One might wonder how an organization can be thought to have renounced violence when it has inspired more jihadists than any other, and when its Palestinian branch, the Islamic Resistance Movement, is probably more familiar to you by the name Hamas — a terrorist organization committed by charter to the violent destruction of Israel. Indeed, in recent years, the Brotherhood (a.k.a., the Ikhwan) has enthusiastically praised jihad and even applauded — albeit in more muted tones — Osama bin Laden. None of that, though, is an obstacle for Mr. Riedel, a former CIA officer who is now a Brookings scholar and Obama administration national-security adviser. Following the template the progressive (and bipartisan) foreign-policy establishment has been sculpting for years, his “no worries” conclusion is woven from a laughably incomplete history of the Ikhwan.

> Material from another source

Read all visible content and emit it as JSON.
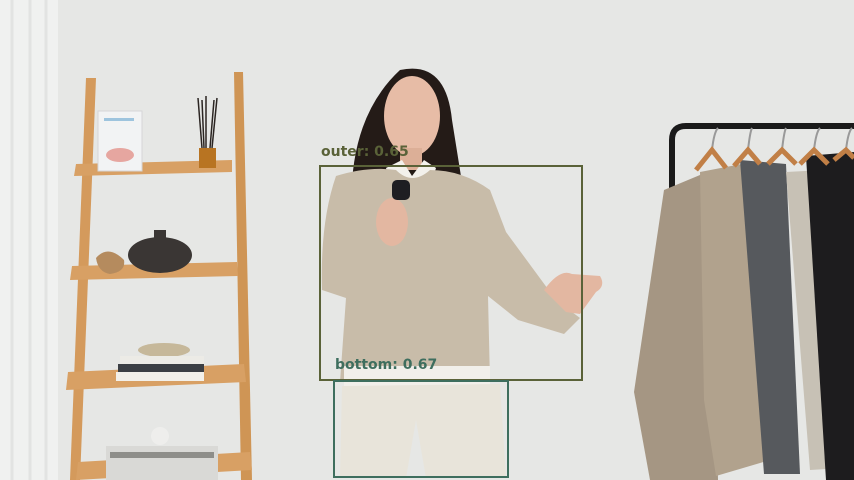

By his account, Brotherhood founder Hassan al-Banna “preached a fundamentalist Islamism and advocated the creation of an Islamic Egypt, but he was also open to importing techniques of political organization and propaganda from Europe that rapidly made the Brotherhood a fixture in Egyptian politics.” What this omits, as I recount in The Grand Jihad, is that terrorism and paramilitary training were core parts of Banna’s program. It is by leveraging the resulting atmosphere of intimidation that the Brotherhood’s “politics” have achieved success. The Ikhwan’s activist organizations follow the same program in the United States, where they enjoy outsize political influence because of the terrorist onslaught.

Banna was a practical revolutionary. On the one hand, he instructed his votaries to prepare for violence. They had to understand that, in the end — when the time was right, when the Brotherhood was finally strong enough that violent attacks would more likely achieve Ikhwan objectives than provoke crippling blowback — violence would surely be necessary to complete the revolution (meaning, to institute sharia, Islam’s legal-political framework). Meanwhile, on the other hand, he taught that the Brothers should take whatever they could get from the regime, the political system, the legal system, and the culture. He shrewdly realized that, if the Brothers did not overplay their hand, if they duped the media, the intelligentsia, and the public into seeing them as fighters for social justice, these institutions would be apt to make substantial concessions. Appeasement, he knew, is often a society’s first response to a threat it does not wish to believe is existential.
Andrew McCarthy
NRO

Some source...

The Daily Beast

Not the LEAST bit radical, biased, or slanted towards the views of Obama and the Statists...
 
"one of the most extreme bills that we’ve seen"



Somebody needs to break out the Thesaurus and grab some new code words because "extremists/extreme" has been done to death, excluding, of course, the iSlammers...
 
Andrew McCarthy
NRO

Some source...

The Daily Beast

Not the LEAST bit radical, biased, or slanted towards the views of Obama and the Statists...
Pretty ironic that you'd try to use NRO to claim another site is radical, biased or slanted.